Failure to Limit and Re‑Evaluate PRN Psychotropic Medications
Penalty
Summary
The deficiency involves the facility’s failure to ensure that residents were free from potential chemical restraints by not complying with federal requirements for PRN psychotropic medications. For one resident with schizoaffective disorder bipolar type, dementia, and anxiety disorder, the MDS showed cognitive impairment and the care plan identified mood problems, yelling out, and anxiety/restlessness. A physician ordered PRN Ativan for anxiety with no stop date specified.
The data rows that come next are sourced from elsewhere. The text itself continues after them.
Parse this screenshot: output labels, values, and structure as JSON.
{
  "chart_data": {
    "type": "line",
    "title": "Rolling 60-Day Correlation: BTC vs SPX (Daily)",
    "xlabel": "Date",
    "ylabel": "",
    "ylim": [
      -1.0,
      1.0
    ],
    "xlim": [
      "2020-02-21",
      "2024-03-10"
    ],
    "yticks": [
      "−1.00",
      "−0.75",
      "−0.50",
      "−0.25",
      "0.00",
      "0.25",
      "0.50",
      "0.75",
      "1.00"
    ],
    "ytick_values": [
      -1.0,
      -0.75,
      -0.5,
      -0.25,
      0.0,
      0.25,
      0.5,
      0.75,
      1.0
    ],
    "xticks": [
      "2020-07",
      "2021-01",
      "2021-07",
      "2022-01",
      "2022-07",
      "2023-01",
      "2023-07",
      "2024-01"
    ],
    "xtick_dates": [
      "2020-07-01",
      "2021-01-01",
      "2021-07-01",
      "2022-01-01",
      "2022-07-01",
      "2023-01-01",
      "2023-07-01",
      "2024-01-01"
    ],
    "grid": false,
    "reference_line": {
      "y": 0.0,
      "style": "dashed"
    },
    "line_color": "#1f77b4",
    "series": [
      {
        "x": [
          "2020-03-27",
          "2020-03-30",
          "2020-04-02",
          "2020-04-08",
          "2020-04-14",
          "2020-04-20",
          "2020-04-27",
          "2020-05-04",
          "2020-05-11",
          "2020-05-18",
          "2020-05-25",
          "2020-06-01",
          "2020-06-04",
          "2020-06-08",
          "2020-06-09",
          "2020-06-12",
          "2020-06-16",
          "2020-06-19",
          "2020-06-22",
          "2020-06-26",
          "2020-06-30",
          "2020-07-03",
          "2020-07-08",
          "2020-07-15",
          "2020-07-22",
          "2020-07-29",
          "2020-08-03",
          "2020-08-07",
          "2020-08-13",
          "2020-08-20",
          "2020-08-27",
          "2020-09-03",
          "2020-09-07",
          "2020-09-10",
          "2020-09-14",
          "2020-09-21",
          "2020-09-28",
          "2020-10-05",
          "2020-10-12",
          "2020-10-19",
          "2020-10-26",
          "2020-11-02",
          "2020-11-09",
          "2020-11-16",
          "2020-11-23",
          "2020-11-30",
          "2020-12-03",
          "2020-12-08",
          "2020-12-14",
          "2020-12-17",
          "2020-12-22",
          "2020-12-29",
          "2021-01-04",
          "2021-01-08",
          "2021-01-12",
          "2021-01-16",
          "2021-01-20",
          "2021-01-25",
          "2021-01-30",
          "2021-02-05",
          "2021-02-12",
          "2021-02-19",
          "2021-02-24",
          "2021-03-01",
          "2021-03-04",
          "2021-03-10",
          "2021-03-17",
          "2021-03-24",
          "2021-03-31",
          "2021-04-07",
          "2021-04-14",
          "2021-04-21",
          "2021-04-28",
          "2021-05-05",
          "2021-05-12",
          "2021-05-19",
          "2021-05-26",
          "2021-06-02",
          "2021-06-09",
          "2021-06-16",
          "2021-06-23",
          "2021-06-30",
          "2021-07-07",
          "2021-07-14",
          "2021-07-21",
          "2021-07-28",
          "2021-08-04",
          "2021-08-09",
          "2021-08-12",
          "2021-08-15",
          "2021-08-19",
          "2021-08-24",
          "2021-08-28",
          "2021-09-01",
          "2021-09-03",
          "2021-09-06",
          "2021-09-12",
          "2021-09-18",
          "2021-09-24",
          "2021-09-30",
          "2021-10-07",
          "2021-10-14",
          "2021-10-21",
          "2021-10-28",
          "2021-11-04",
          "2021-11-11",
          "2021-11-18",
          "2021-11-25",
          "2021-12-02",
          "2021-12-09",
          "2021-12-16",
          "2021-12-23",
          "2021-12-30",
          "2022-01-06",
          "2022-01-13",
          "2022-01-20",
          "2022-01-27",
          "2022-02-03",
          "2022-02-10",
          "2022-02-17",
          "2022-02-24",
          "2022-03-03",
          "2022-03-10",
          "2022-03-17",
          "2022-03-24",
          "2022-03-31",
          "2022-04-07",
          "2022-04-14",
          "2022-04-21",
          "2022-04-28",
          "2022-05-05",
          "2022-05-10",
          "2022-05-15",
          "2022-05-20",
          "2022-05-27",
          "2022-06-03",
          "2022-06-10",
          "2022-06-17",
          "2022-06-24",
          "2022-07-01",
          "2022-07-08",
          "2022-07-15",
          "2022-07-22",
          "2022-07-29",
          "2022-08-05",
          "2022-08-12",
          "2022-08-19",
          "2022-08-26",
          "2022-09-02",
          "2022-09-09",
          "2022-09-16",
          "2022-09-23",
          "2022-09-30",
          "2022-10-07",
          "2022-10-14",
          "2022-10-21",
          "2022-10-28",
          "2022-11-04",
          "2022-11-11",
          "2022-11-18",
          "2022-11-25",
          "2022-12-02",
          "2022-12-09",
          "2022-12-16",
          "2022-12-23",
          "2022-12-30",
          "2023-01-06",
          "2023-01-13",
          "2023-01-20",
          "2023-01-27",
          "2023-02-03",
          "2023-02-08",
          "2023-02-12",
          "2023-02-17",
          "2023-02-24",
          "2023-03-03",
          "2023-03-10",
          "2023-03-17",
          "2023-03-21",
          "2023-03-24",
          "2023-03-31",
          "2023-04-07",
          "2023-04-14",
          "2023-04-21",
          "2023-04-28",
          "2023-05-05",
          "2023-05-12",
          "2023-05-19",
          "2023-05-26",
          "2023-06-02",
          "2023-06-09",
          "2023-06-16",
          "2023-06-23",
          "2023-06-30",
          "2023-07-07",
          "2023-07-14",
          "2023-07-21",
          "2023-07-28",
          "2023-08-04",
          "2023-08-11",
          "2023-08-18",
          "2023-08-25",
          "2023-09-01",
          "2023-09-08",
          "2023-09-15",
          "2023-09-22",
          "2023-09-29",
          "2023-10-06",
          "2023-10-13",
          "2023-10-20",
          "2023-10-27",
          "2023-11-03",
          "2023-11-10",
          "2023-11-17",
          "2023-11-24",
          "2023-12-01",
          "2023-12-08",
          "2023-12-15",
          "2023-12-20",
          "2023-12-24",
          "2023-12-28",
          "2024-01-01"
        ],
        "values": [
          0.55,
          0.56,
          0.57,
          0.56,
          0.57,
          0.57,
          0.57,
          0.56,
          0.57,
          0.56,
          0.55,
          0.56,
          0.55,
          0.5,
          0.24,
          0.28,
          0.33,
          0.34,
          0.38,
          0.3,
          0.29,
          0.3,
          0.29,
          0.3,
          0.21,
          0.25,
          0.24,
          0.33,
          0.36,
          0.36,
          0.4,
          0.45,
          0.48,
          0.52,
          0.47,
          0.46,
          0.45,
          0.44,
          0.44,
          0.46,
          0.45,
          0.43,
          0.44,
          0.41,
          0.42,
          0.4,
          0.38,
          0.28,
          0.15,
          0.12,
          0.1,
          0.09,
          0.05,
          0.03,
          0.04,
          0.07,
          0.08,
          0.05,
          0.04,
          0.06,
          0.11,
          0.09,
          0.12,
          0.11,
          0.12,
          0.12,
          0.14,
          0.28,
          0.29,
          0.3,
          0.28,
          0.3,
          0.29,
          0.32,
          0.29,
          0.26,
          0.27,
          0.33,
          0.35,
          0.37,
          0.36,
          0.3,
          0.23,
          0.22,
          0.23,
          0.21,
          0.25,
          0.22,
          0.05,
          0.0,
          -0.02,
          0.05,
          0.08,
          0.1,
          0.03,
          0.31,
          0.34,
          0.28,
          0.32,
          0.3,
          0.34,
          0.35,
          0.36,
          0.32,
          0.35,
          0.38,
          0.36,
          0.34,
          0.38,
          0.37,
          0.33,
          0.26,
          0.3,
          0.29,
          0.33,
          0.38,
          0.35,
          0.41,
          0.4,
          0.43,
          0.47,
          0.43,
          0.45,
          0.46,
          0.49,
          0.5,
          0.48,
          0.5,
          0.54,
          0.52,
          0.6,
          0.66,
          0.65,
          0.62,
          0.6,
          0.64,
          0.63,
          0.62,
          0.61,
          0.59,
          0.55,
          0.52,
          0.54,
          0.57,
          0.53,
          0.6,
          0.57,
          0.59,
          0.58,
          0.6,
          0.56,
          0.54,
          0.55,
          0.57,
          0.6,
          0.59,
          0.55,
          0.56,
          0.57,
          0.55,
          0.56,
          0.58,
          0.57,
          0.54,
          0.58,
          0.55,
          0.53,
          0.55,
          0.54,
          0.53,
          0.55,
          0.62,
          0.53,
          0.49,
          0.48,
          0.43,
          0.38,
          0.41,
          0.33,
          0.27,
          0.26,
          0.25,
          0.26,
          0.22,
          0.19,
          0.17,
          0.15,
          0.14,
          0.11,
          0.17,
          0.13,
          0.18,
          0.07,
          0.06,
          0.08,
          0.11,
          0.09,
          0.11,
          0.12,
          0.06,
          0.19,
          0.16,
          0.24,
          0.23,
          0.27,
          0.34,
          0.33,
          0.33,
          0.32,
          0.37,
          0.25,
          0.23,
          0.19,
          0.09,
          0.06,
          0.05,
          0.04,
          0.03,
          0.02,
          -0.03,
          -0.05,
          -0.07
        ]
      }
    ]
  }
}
The MAR showed the PRN Ativan was administered multiple times over several months, including in January, March, and April 2026, without a 14‑day limitation or documented stop date. The DON stated that the PRN order was supposed to have a 14‑day stop date, confirming that the order did not meet regulatory requirements. For another resident with metabolic encephalopathy, heart failure, and peripheral vascular disease, a physician ordered PRN lorazepam every four hours for anxiety, again without a specified stop date. The MAR documented administration of lorazepam nearly a month after the order was written, with no evidence that the physician had re‑evaluated the continued use of the PRN anti‑anxiety medication beyond 14 days. The DON confirmed that no stop date had been added to this order. These omissions resulted in PRN psychotropic medications being available and used beyond 14 days without required time limitations or documented physician re‑evaluation, constituting a failure to ensure residents were free from potential chemical restraints and unnecessary drugs.
Plan Of Correction
Pharmacist will send out a re-education to all the providers regarding PRN psychotropics and end dates by May 4, 2026. Resident records for all residents receiving psychotropics were checked on April 30, 2026- no other orders were missing stop dates. New psychotropic orders added to Point Click Care dashboard on May 1, 2026- listing shows new orders and stop dates. Interdisciplinary team will review dashboard during clinical meeting for stop dates- any missing stop dates will be added. Charge nurses will audit order listing report for new psychotropic orders- 5 residents will be audited x 4 weeks, then 2 residents per week for 4 weeks, then random residents monthly. Audits will be added to quality indicators and reviewed at QAPI.